D'autres, avant et après lui, se sont montrés beaucoup plus critiques vis-à-vis de la religion de la cité, ce qui a joué ici c'est un contexte politique très troublé, et l'esprit de provocation du personnage, le motif religieux n'était qu'un pur prétexte. Par ailleurs, les réactions ne sont pas similaires à celles que soulèvent les caricatures de Mahomet. Socrate est en butte à l'hostilité du peuple athénien (comme tous les sophistes à ce moment-là, où se déroulait une véritable chasse aux sorcières, sur un plan politique - et Socrate était bel et bien considéré comme un vulgaire sophiste par le plus grande nombre à cette époque), mais cette hostilité n'est pas due à ses critiques de la religion, mais au fait que certains de ses disciples ont trahi la démocratie athénienne (d'où l'accusation de corrompre les jeunes gens) : Alcibiade et Critias principalement.
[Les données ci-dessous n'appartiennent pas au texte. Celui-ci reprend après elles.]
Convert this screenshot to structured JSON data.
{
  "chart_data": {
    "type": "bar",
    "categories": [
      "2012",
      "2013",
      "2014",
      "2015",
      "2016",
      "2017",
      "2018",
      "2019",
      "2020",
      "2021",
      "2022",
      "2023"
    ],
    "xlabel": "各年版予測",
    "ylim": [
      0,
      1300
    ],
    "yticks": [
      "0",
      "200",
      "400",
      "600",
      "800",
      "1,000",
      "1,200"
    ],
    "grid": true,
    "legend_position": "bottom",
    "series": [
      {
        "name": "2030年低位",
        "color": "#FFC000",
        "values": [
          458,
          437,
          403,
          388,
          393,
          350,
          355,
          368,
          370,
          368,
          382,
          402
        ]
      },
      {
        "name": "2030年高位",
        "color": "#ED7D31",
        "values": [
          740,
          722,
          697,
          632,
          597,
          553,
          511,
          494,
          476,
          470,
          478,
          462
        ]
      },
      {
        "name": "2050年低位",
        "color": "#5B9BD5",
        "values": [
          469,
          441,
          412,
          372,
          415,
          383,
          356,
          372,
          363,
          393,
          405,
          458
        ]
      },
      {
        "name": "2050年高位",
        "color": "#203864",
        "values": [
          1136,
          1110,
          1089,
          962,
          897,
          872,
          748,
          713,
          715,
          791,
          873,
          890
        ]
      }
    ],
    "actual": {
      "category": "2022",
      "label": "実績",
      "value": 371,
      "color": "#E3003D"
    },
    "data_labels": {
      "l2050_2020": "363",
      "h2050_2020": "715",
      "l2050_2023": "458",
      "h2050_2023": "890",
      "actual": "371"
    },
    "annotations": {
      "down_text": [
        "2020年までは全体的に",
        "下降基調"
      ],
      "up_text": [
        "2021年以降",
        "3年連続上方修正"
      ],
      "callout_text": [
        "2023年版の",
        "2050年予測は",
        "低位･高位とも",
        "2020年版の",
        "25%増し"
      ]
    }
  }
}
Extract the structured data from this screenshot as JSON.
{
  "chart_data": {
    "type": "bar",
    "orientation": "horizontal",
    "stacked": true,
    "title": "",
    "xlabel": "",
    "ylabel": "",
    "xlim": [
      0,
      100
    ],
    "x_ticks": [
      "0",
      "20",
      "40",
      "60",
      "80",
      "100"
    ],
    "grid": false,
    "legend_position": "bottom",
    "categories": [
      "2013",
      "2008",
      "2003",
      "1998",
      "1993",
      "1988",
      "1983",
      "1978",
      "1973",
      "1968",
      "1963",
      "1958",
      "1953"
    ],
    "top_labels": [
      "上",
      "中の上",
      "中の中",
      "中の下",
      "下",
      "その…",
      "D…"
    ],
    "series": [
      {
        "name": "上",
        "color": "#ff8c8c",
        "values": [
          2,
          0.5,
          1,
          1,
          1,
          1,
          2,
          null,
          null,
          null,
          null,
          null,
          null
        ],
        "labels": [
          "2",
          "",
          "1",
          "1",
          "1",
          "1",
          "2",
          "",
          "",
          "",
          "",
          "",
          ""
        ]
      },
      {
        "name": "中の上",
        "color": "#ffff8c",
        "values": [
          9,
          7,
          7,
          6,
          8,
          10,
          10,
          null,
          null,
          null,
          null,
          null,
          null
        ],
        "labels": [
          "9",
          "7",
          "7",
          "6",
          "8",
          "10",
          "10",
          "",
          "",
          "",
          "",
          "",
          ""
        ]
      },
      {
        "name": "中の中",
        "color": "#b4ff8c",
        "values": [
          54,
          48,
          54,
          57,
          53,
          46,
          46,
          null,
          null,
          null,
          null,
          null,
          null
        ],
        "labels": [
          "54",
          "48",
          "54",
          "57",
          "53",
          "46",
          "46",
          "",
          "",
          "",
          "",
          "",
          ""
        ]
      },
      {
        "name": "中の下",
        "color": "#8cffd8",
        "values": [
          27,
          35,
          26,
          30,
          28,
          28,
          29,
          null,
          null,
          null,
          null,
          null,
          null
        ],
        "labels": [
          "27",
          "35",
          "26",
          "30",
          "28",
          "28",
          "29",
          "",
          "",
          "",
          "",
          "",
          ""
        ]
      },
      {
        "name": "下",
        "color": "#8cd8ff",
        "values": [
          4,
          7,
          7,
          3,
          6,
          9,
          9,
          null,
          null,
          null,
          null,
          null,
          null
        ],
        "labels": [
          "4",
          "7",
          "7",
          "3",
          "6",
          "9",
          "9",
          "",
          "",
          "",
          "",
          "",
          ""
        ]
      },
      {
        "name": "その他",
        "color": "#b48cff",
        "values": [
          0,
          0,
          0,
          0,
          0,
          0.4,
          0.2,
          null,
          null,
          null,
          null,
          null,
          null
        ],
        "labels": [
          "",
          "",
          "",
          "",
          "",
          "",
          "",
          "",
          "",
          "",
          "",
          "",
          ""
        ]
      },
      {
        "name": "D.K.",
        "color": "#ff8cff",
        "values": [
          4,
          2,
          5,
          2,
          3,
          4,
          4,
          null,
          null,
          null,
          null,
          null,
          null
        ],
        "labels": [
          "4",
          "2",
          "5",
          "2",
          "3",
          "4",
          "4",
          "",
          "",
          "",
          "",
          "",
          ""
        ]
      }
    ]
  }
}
Quant à la notion de citoyenneté, le fait est que la communauté musulmane en France ne se réduit pas à ceux qui crient à l'abolition de la liberté d'expression dans le domaine religieux. Un certain nombre, qu'on n'entend pas assez, sont sincèrement attachés aux valeurs républicaines, et donc à la liberté d'expression. Les croyants en France ont toujours été divisés entre deux appartenances, une appartenance à la nation (en tant que citoyens), et une appartenance à une communauté de croyants (du fait de la spécificité historique de la construction du principe de laïcité en France) : le problème se posait avec autant de violence - ce que l'on a trop vite oublié - en ce qui concerne la religion catholique, un siècle plus tôt.